Я пробормотал привычное «извините», не обращаясь ни к кому в частности, но, скорее, к самому явлению давки, к многорукому и многоголовому чудовищу, эгрегору нескольких сотен человеческих сознаний, сконцентрированных против их воли, но во благо их существования, в одной удушливой точке вне пространства и времени, испуганных / утомленных / засыпающих, я стащил с плеч рюкзак, спровоцировав несколько нечленораздельных шипящих и цокающих замечаний, таких же автоматических и адресованных не мне, но самому факту чьего-то нежелания участвовать в акте коллективного молчания и ожидания, с трудом расстегнул молнию и, засунув руку в отделение для гаджетов, вытащил мой старенький, потрескавшийся, не оборудованный ни тачскрином, ни входом для наушников, ни защитой от влаги, ни подсветкой, но зато способный держать заряд практически вечно — пока длится война, пока заражается воздух, пока обрушиваются исторические фасады, пока распадается уран, пока идут переговоры, пока устанавливается шаткий мир, пока начинаются спасательные операции, и кто-то методично и настойчиво выстукивает морзянку на стене бункера, выламывает люк, шарит лучом в душной темноте, водит стволом в капающей тишине, спрашивает, есть ли кто живой, замечает движение, повторяю, есть движение, есть сердцебиение, похоже на какой-то гаджет для чтения электронных книжек, старая модель, кажется, Kindle — oh my God, over there, just look at that, похоже, мы их нашли, как слышите меня, повторяю, мы их на—

Тела моментально заняли освободившееся место, и пытаться снова надеть рюкзак на спину было абсолютно бессмысленно.
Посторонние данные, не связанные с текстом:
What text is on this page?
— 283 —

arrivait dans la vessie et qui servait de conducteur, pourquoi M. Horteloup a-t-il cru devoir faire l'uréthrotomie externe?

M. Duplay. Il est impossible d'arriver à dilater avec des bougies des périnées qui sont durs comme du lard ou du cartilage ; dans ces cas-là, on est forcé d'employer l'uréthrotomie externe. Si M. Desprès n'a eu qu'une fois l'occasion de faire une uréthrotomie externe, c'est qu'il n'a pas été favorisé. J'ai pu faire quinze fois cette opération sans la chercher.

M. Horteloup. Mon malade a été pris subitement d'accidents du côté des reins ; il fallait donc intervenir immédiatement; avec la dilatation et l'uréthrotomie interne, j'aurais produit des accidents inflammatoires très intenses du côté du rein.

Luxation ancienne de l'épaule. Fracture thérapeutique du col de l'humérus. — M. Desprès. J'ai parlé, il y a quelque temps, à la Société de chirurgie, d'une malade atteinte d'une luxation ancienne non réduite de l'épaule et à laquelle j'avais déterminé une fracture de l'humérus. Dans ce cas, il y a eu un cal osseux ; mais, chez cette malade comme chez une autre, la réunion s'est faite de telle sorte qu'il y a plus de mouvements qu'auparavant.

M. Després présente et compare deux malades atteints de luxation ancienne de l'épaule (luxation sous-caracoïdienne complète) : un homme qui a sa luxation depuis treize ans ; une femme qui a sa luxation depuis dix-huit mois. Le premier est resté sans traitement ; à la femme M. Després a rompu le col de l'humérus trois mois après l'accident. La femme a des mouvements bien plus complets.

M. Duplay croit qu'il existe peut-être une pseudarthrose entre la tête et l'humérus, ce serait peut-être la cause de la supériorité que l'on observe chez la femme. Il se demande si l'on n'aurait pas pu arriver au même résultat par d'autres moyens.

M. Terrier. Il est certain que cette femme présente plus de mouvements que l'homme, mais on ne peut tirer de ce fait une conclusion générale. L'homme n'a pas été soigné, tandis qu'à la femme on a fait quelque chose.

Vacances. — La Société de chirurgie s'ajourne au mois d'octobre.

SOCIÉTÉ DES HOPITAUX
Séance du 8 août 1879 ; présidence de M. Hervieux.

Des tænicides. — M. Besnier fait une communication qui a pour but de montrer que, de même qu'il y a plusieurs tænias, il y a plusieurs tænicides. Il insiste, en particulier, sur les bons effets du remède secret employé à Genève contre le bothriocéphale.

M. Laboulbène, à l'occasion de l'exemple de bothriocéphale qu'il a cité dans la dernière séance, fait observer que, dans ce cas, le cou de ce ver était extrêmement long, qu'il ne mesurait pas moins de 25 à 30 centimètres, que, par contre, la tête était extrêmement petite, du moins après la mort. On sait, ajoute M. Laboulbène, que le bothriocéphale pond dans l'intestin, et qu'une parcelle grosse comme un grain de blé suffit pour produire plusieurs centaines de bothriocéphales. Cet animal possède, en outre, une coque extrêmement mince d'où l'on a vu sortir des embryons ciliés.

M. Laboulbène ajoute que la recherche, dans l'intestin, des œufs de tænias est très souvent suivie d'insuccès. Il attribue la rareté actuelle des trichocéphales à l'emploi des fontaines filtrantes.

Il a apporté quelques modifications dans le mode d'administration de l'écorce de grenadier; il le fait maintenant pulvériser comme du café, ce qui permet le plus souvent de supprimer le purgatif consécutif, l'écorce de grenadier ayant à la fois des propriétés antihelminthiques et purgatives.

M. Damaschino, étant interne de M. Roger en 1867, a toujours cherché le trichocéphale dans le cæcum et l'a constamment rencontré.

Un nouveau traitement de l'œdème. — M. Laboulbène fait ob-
Я нацепил лямки на грудь и слегка бесцеремонно, но достаточно уважительно — насколько это было возможно в нашем положении — оттеснил торс стоявшего впереди человека, чтобы освободить перед собой несколько сантиметров, требующихся для минимальной видимости книжного шрифта. Затем, быстрыми и уверенными движениями поворачивая читалку под разными углами и пробуя различные комбинации наклона шеи и прищура глаз, я поймал слабый лучик света, падавший откуда-то то ли из микроскопической трещины в потолке, то ли из неплотно закрытого гермозатвора, то ли из грязного окошка тамбура на серый экран с многочисленными трещинами и подтеками, уловил наконец засечки привычного глазу Baskerville Book Regular, и, слегка качнувшись вместе с шатким полом вагона, отчаливающего от существующей только в моем воображении станции, прочел:

«Longtemps, je me suis couch; de bonne heure. Parfois, ; peine ma bougie ;teinte, mes yeux se fermaient si vite que je n’avais pas le temps de me dire: “Je m’endors”—»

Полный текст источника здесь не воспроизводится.